Today, thanks largely to the efforts of the US-trained Iraqi security forces, present throughout Baghdad in overwhelming numbers, "it has transformed from being perhaps the most dangerous pieces of tarmac in the world to one of the safest," says Bucknall.

As a result, gone are the days when security companies cut through traffic. "We drive very slowly, we mix with the traffic; there's a share-the-road policy. You just can't drive like that any more. You wouldn't get away with it and the threat doesn't warrant it."

In short, he says, "a drive down Irish from 2006 to 2011 is a fantastic snapshot of how life has changed in Iraq and how private security companies have adapted and evolved".

Gone are the "Danger - stay back" signs on the backs of the Land Cruisers. Also gone are the sliding roof hatches, manned by rear-gunners. Now, weapons are kept out of sight and spare magazines carried in bags rather than worn on chest rigs.

Of course, there's nothing normal about Route Irish today - the checkpoints, sniffer dogs, machine-gun posts, tanks and armoured cars attest to the very real threats that remain - but the much-reduced number of attacks of any kind, along with the road improvements and planting of palm trees along the once bomb-pocked central median, serve as a symbol of how Iraq as a whole is edging towards a normality of a kind.

And yet, in a moment of violence, the promise of normality can be broken.
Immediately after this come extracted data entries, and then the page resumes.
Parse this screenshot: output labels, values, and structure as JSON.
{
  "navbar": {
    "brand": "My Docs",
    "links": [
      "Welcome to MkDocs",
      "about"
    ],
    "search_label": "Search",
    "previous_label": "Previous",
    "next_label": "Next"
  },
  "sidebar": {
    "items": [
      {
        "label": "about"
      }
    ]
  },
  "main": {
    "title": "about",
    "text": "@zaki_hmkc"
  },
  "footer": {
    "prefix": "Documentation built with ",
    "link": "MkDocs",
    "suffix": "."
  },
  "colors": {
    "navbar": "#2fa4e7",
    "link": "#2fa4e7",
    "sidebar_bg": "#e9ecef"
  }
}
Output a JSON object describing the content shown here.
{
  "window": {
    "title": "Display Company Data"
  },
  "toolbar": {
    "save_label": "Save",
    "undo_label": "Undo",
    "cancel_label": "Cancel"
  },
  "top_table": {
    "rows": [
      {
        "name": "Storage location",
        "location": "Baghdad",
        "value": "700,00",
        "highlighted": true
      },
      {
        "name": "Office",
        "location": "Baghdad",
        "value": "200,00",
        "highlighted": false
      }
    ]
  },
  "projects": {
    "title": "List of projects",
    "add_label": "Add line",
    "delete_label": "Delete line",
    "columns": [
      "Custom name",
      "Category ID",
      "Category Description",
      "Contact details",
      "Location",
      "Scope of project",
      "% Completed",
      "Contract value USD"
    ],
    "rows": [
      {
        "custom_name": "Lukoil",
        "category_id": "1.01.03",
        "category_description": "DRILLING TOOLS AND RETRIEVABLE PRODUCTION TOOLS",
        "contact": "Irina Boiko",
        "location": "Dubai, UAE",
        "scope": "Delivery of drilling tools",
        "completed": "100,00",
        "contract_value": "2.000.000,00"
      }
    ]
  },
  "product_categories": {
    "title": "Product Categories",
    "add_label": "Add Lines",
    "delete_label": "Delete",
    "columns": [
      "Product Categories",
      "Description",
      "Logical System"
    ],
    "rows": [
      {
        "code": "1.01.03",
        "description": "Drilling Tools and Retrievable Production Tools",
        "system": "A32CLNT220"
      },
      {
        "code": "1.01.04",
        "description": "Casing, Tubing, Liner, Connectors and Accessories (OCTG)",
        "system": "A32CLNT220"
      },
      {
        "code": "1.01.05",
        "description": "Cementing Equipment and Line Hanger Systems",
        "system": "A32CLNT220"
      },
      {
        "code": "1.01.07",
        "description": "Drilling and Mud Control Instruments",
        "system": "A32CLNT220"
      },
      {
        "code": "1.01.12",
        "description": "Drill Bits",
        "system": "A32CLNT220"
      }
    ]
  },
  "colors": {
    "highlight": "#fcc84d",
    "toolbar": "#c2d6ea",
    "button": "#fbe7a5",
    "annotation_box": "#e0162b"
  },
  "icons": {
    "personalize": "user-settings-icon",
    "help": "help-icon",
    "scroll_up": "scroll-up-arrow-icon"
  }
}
In the week before Aegis's oil executives arrived, there were three attacks on private security vehicles in Baghdad, one of which killed a US academic working with the Iraqi Ministry of Higher Education to introduce a business curriculum to Baghdad University. On Monday July 4, the day the oil men flew out, security forces in and around Baghdad were targeted by a series of bombs that claimed ten lives, including those of three policemen in Baghdad's Mansour district, which extends parallel to Route Irish from the airport to the international zone.

Jonathan Gornall is a senior features writer for The National.